Progressivement, le contrôle externe devient moins nécessaire à mesure qu’apparaissent des normes autodéterminées qui aident à guider le comportement. 

L’environnement influe sur les règles qui sont intériorisées, ce qui explique en partie les différences apparentes en matière de maîtrise de soi entre élèves :  
  • Les adolescents qui sont élevés dans des contextes familiaux en décalage face aux normes adopteront probablement des normes internes qui ne sont pas alignées sur celles de la communauté. 
  • Pour la plupart des adolescents, cependant, les règles de conduite généralement acceptées sont celles qui ont déjà été intériorisées dans le contexte familial. 
Dans l’établissement de comportement, le contrôle externe nécessaire au début peut disparaitre ensuite. Le système interne d’autolimitation prend le relais pour maintenir le comportement dans les limites définies par l’individu. 
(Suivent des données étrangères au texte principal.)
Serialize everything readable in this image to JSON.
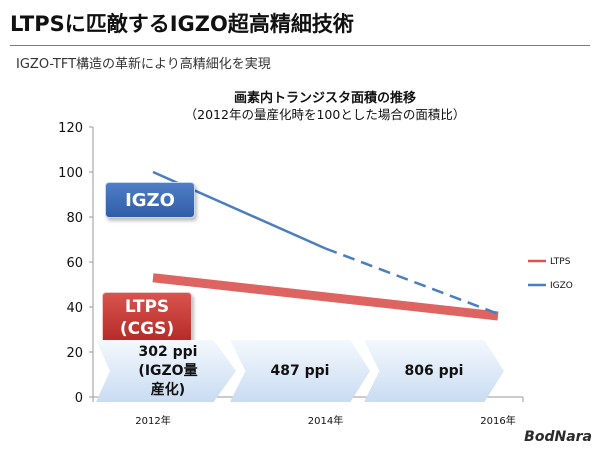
{
  "slide": {
    "title": "LTPSに匹敵するIGZO超高精細技術",
    "subtitle": "IGZO-TFT構造の革新により高精細化を実現",
    "watermark": "BodNara"
  },
  "chart_data": {
    "type": "line",
    "title": "画素内トランジスタ面積の推移",
    "subtitle": "（2012年の量産化時を100とした場合の面積比）",
    "xlabel": "",
    "ylabel": "",
    "categories": [
      "2012年",
      "2014年",
      "2016年"
    ],
    "x_range": [
      2012,
      2016
    ],
    "yticks": [
      0,
      20,
      40,
      60,
      80,
      100,
      120
    ],
    "ylim": [
      0,
      120
    ],
    "grid": false,
    "legend_placement": "right",
    "series": [
      {
        "name": "LTPS",
        "color": "#d9534f",
        "style": "solid-thick",
        "points": [
          [
            2012,
            53
          ],
          [
            2016,
            36
          ]
        ]
      },
      {
        "name": "IGZO",
        "color": "#4a7ec0",
        "style": "solid-then-dashed",
        "points": [
          [
            2012,
            100
          ],
          [
            2014,
            66
          ],
          [
            2016,
            37
          ]
        ],
        "dashed_from_index": 1
      }
    ],
    "series_labels": {
      "igzo": "IGZO",
      "ltps_line1": "LTPS",
      "ltps_line2": "(CGS)"
    },
    "ppi_arrows": [
      {
        "value": "302 ppi",
        "note_line1": "(IGZO量",
        "note_line2": "産化)"
      },
      {
        "value": "487 ppi"
      },
      {
        "value": "806 ppi"
      }
    ]
  }
}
L’autolimitation peut toutefois être affaiblie dans plusieurs conditions, dont certaines peuvent se manifester en classe :
  • Par exemple, la responsabilité d’un comportement individuel peut être diffuse parce que l’individu fait partie d’un groupe plus large qui adopte ce comportement (Bandura, 1990). 
  • Les élèves peuvent apprendre à blâmer les autres et à rejeter la faute sur eux pour leurs actions personnelles, ce qui contribue également à déresponsabiliser l’acte. « Il m’a forcé à le faire » et « Pourquoi est-ce que tu me reproches d’avoir fait ça ? Plein d’autres élèves le font aussi » sont des manifestations orales de ce type de raisonnement. 
Le même comportement peut être acceptable dans une situation donnée, mais pas dans une autre, de sorte que les indices sociaux sur ce qui est acceptable ou non jouent un rôle important dans la régulation du comportement (Bandura, 1986). 

Par exemple, le fait de parler à bâtons rompus dans un groupe peut être considéré comme acceptable et souhaitable si le groupe se trouve dans un lieu public tel qu’un restaurant. Ce même comportement n’est pas souhaitable dans de nombreuses activités en classe. Par conséquent, l’enseignant doit attirer l’attention des élèves sur les indices qui aident à clarifier les comportements considérés comme acceptables.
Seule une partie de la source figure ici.